Galenica setzt auf den Ausbau des Geschäfts mit Eisenmedikamenten wie Venofer und Maltofer und auf den Handel mit rezeptfreien Medikamenten (OTC). Mit den Eisenmedikamenten setzen Sie auf einen Nischenmarkt ? die Fortsetzung einer Erfolgsgeschichte als Nischenplayer?
Wenn wir erfolgreich sein wollen, müssen wir uns von den anderen Unternehmen abheben. Wir sind viel zu klein, um weltweit in allen Bereichen tätig zu sein. Die Nische «Eisen» hingegen liegt in unserer Reichweite; wir verfügen über eine einzigartige Expertise auf internationaler Ebene und investieren in neue, vielversprechende Produkte, die ab 2008 auf dem Markt erhältlich sein werden. Auch hier ist es naheliegend, diese Gelegenheit voll auszunutzen und in den nächsten Jahren weitere finanzielle und personelle Mittel zu investieren. Dies spricht auch für eine Fokussierung unserer Stärken!
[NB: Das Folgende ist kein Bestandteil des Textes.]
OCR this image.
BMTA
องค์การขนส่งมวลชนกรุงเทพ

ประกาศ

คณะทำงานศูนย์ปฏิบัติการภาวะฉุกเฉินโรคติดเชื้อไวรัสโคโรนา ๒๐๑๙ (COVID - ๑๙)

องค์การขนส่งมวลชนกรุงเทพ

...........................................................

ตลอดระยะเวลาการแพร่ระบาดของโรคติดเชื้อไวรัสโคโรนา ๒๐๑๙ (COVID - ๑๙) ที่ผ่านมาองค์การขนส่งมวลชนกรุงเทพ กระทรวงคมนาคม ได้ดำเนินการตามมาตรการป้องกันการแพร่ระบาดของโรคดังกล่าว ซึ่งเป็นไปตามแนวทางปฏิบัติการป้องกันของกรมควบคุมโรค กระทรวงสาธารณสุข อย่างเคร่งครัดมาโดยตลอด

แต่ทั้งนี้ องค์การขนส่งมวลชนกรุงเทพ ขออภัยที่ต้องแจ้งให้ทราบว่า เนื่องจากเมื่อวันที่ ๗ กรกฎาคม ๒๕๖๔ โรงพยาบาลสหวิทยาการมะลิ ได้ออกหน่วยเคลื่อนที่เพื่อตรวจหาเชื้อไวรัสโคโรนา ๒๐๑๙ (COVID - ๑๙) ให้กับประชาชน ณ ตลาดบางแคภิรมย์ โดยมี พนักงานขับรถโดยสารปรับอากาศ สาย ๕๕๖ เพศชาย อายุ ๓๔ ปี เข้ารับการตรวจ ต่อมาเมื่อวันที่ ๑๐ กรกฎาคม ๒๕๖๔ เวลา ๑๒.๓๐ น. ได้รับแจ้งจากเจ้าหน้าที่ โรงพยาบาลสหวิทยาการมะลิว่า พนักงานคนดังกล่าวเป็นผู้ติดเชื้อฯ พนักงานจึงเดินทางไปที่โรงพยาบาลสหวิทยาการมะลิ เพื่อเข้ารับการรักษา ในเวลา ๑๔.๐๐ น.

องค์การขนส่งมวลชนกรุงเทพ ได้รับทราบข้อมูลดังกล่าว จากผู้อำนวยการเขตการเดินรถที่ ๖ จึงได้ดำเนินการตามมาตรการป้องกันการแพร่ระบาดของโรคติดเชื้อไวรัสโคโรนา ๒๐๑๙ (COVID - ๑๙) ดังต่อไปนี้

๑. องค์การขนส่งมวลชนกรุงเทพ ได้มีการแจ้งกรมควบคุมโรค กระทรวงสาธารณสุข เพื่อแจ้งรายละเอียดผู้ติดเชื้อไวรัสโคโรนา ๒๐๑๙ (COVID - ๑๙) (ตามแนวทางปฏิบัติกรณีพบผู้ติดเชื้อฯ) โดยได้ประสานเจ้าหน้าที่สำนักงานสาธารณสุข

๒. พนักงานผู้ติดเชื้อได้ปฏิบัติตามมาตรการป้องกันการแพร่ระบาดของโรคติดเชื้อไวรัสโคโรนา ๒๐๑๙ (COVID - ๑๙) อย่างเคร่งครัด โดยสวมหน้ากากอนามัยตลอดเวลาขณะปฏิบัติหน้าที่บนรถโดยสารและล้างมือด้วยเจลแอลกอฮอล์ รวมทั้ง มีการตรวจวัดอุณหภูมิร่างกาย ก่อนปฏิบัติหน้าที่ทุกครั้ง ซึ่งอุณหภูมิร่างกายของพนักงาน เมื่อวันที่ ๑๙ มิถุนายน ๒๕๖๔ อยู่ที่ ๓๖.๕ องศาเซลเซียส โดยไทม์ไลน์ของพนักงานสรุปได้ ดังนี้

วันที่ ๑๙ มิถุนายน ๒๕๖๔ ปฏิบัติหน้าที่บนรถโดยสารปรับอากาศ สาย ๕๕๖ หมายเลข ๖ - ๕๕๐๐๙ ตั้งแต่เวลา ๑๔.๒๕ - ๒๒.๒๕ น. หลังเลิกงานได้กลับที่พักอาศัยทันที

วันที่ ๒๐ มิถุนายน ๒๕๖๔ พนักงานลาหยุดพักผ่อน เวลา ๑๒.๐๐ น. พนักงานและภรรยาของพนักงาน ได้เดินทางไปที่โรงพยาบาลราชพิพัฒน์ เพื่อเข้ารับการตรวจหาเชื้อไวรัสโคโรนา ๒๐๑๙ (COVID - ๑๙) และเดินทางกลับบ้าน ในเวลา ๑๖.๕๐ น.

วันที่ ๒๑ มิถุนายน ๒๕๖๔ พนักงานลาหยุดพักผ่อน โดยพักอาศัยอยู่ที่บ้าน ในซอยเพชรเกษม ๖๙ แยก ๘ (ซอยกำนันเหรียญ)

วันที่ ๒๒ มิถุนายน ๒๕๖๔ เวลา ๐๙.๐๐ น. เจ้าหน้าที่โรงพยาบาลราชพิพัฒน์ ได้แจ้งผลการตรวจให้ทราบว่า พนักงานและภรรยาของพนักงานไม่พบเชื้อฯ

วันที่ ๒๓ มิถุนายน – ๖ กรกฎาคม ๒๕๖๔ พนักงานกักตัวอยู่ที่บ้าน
Mit dem Eisenpräparat Venofer expandiert Galenica in Zusammenarbeit mit Beijing Novartis Pharma nach China. Wie bedeutend wird China als Absatzmarkt für Galenica?
Für Galenica ist dies eine langfristige Investition auf einem Markt, der heute bereits so viele Patienten hat wie die Märkte in Deutschland oder Frankreich. Für Galenica ist die Zusammenarbeit mit Novartis, dem grössten und besten multinationalen Unternehmen auf diesem Markt, eine fantastische Chance!
Mit der Neuausrichtung will Galenica auch die Position in der Schweiz stärken, wo Ihr Unternehmen mit verschiedenen Ketten bereits die grösste Apothekerin des Landes ist. Wie sieht Ihre Strategie aus?
1996 haben wir entschieden, nicht mehr ausschliesslich mit den Apothekern (damalige Strategie), sondern mit allen Akteuren des Gesundheitsmarktes zusammen zu arbeiten. Dank diesem Strategiewechsel befinden wir uns heute in der Schweiz in der einzigartigen Position des Partners für alle Akteure (Industrie, Bevölkerung, Behörden, Apotheken, Ärzte, Drogisten, usw.). Die Präsenz in der Schweiz können wir auch hier nutzen. Wir hoffen, die Leaderposition mit unserer Apothekenkette weiterhin ausbauen zu können und werden daher mit dem Kauf weiterer resp. der Eröffnung neuer Apotheken weiterfahren. Dabei setzen wir die Prioritäten auf preiswerte Verkaufspunkte in guter Lage und langfristigem Potenzial.
Die strategische Neuausrichtung hat von den Analysten vorwiegend gute Noten erhalten. Die Anleger sind jedoch skeptischer, seit der Ankündigung der Kursänderung ist die Aktie von 219,8 auf 211 Franken (22.2.2005) gefallen. Wie erklären Sie sich dies?
Meines Erachtens ist diese Aussage relativ. Unsere Aktie ist eine der wenigen börsenkotierten Schweizer Titel, die sich in den letzten 9 Jahren so stark entwickelt haben. Zwischen dem «all time high» und dem aktuellen Kurs liegen ganze 4%. Zudem sind wir im Vergleich zum 2004 im Plus. Das ist ausgezeichnet!
Letzte Frage: Sie stehen seit Mitte der 90er Jahre an der Spitze der Galenica, auch Ihre Kollegen in der Geschäftsleitung sind bereits lange in der Unternehmung tätig. Ist diese Beständigkeit und Erfahrung ein Teil des Galenica-Erfolgsrezepts?
Auf jeden Fall. Zudem ist zu erwähnen, dass sich das Management der Gruppe (Top 100) auch wesentlich erneuert hat und zahlreiche neue Manager unsere Gruppe bereichert haben. Das Erfolgsrezept von Galenica ist somit das Kombinieren von Erfahrung und Innovation!